Uzun yıllar tedavi gördükten sonra çocuk sahibi olan Baha ailesinin tek ve ilk gözağrıları olan küçük kız, günlerdir göremediği babası için annesine, ‘babam suyun içinde mi’ diye sordu. Babasının fotoğrafının elinden düşürmeyen küçük kızın yürek burkan sorusu, babasının yokluğuna dair hissettiği eksikliği ortaya koymaya yetti.
Henüz 2,5 yaşında ama yerin metrelerce aşağısındaki babasının yokluğunu felaketin yaşandığı günden bu yana hissediyor.
Adı Meryem Baha.
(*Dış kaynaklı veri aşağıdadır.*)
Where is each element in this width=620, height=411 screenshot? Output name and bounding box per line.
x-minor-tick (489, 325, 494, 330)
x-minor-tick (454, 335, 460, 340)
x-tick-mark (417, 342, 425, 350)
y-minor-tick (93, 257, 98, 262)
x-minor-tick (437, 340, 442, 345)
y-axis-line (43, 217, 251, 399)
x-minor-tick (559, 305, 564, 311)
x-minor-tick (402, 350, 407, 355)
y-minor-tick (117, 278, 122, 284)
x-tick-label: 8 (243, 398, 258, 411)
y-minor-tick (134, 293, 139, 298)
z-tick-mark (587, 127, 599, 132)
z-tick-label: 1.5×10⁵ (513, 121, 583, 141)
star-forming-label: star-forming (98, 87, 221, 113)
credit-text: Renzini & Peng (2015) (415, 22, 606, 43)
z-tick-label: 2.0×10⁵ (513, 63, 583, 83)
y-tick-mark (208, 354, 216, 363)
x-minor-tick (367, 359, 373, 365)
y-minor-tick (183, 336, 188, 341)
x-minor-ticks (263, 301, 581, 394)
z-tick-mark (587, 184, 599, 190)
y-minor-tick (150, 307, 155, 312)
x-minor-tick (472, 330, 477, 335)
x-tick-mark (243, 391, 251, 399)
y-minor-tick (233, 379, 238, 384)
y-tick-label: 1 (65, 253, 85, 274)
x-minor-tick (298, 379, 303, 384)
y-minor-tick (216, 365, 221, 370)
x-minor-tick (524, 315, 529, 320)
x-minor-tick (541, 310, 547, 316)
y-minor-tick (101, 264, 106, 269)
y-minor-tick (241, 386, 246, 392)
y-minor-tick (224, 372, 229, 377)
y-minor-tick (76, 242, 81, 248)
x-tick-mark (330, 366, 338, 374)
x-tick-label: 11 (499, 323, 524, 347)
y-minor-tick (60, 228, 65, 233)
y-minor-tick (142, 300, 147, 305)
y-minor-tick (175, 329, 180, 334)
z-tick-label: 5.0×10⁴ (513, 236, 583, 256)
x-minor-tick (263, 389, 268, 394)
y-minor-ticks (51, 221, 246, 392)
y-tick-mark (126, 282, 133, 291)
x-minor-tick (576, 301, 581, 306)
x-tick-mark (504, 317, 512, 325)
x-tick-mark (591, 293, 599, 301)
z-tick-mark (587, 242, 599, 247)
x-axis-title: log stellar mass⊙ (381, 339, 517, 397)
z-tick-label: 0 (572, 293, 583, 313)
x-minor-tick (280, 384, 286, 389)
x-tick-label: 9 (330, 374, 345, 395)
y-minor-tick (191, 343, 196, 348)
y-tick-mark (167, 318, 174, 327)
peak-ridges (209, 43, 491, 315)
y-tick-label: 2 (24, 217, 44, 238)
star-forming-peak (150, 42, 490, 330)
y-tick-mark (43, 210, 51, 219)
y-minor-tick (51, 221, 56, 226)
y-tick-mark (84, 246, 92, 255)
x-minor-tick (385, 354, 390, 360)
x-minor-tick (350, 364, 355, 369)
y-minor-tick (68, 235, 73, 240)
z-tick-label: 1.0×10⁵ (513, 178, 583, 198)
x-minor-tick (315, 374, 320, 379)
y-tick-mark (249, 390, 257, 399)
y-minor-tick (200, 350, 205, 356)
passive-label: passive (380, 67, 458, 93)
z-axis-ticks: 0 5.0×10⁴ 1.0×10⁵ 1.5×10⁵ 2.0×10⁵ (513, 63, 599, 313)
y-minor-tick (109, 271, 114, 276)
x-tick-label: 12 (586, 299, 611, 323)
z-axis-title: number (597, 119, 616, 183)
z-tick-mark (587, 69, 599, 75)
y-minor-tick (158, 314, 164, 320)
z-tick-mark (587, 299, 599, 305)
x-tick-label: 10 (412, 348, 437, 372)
Karaman’da su baskını yaşanan ve içerde mahsur kalan bir madencinin, Mehmet Baha’nın tek evladı. Aynı zamanda eşi Emiş ve kızı Meryem için ekmek davasını sürdürdüğü işçilerden sadece bir tanesi.
BABAM NE ZAMAN GELECEK?
Kızlarının uzun süren devası sonrasında dünyaya geldiğini anlatan anne Emiş Baha, “ Kızım 6 yıl aradan sonra tedavilerle dünyaya geldi. Ne umutlarla ne hayaller kurardı eşim. Kızım ise günlerdir ‘babam nerede suyun içinde mi? Çıplak mı? Üzerinde atleti var mı? Ne zaman gelecek?’ diye sorular yöneltiyor. Çocuk içine atıyordu hep ama artık soruyor. Çocuk günlerdir içine kapalı ve bu soruları bana soruyor” dedi.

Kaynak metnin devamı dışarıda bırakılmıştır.